Laboratory data for the relationships between capillary pressure, saturation, and relative permeability are usually collected under static conditions. Flow processes, however, do not occur under static conditions. For the relations to be unique and thus independent of dynamics effects, the relations must be unaffected by flow conditions under which they are measured. There is ample experimental and theoretical evidence that this is not always the case, and that dynamic effects could be important. In this presentation, we first show that there is convincing experimental evidence that dynamically-measured capillary pressure curves deviate significantly from statically-measured curves. Often the deviation has been attributed to experimental difficulties and/or non-uniqueness of parameter estimation. We provide a different and physically-based interpretation of these deviations based on a capillary pressure - saturation relationship that takes into account dynamic effects.

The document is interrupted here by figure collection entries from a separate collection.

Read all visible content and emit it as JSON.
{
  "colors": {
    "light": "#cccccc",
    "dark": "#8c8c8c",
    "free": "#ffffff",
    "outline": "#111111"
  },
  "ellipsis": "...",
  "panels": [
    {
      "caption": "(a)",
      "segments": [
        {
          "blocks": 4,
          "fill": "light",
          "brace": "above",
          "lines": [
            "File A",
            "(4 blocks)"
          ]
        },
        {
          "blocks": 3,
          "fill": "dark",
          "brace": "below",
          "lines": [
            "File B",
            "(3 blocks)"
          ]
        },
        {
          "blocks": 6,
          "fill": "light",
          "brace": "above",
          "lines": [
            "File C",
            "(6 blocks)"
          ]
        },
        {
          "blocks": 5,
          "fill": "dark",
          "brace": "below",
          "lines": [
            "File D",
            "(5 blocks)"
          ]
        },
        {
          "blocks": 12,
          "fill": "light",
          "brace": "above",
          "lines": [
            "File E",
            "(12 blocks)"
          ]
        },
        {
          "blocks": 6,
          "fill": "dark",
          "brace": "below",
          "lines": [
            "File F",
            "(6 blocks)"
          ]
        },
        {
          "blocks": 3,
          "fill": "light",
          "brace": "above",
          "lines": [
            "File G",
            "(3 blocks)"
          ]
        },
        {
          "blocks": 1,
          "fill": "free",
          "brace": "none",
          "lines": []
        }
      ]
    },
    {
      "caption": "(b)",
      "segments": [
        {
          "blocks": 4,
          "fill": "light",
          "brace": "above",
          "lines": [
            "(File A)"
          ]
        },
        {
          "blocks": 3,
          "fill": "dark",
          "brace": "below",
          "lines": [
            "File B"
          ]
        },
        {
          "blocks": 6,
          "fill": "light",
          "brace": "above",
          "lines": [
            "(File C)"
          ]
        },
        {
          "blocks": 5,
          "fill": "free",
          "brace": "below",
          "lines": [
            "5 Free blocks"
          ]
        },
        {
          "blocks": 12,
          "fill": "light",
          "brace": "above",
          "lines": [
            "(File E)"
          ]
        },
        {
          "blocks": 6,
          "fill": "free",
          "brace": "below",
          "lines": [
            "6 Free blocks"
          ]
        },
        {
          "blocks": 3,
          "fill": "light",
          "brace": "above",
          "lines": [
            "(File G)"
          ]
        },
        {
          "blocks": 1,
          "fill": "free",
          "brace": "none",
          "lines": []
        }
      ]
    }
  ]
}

Data reported in the above-mentioned experiments are used to estimate the value of the dynamic capillary pressure coefficient appearing in this relationship. Subsequently, a dynamic pore-scale network model is used to investigate pore-scale processes which lead to such deviations. The model results are used to obtain values for the dynamic capillary pressure coefficient, and these are compared to coefficients derived from experimental evidence. We find that the numerical results give coefficients that have the same order of magnitude as those found in experiments.